Health and Social Protection Minister Amine Tehraoui told the Chamber of Representatives on Monday that his department has adopted artificial intelligence solutions to strengthen early diagnosis capabilities across Morocco’s health establishments, in what he described as a concrete expression of the ministry’s digital transformation agenda. Two operational deployments are now running in the public health system, with a third national program under development.

The most immediately impactful application targets maternal health in rural areas. The ministry has launched a program to facilitate the performance and interpretation of ultrasounds using AI in rural health centers, designed specifically to support midwives and health workers in areas with limited access to specialist physicians. Pilot implementation is under way at the Aghbala health center in Béni Mellal province and the Moulay Bouazza center in Khénifra province. The program’s primary objective is the early detection of high-risk pregnancies — a category where timely identification is directly correlated with maternal and infant outcomes, and where the absence of specialist ultrasound capacity has historically been most damaging.

At the national level, the Institut National d’Oncologie at Ibn Sina University Hospital Complex in Rabat has deployed an AI-assisted early detection solution for breast cancer. The system is designed to accelerate and improve the precision of diagnosis, optimizing the probability of early-stage identification and thus the chances of successful treatment. Breast cancer is Morocco’s most frequently diagnosed cancer in women, and early detection is the single most effective lever for reducing mortality.
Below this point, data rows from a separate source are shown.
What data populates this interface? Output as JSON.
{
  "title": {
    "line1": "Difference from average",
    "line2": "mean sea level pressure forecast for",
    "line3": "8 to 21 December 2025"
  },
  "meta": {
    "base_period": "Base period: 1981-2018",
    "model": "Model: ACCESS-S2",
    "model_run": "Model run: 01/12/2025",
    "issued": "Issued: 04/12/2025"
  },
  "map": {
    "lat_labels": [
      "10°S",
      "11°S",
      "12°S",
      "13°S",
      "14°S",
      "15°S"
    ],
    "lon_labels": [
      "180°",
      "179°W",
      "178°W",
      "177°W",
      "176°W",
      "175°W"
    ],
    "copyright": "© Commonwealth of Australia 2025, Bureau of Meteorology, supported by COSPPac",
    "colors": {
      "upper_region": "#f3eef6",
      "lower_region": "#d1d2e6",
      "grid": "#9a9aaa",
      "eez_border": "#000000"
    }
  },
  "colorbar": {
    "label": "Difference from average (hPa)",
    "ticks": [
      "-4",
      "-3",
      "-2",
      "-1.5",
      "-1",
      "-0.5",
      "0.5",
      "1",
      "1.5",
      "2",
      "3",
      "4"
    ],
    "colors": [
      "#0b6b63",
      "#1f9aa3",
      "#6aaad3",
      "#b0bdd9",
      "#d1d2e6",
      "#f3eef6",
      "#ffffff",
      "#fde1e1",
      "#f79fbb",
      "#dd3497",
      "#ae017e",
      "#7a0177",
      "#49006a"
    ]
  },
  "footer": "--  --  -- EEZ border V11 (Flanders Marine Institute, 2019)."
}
Tehraoui also outlined a third, broader program: a national initiative to progressively unify the information systems of Morocco’s health establishments within an integrated digital network. Significant progress has been made in several regions through the rollout of hospital systems, the integration of primary health centers, and the networking of establishments. The ultimate goal is the unified medical record, enabling the tracking of each patient’s therapeutic pathway across different levels of care and facilitating the deployment of telemedicine services in regions facing specialist shortages.

The three programs collectively represent a deliberate attempt by Morocco’s health system to compress the gap between its ambitions for universal health coverage and the reality of its specialist human capital constraints. AI, in the minister’s framing, is not a substitute for additional doctors and specialists — it is a force multiplier that extends the reach of the skills that exist, particularly into rural and underserved areas.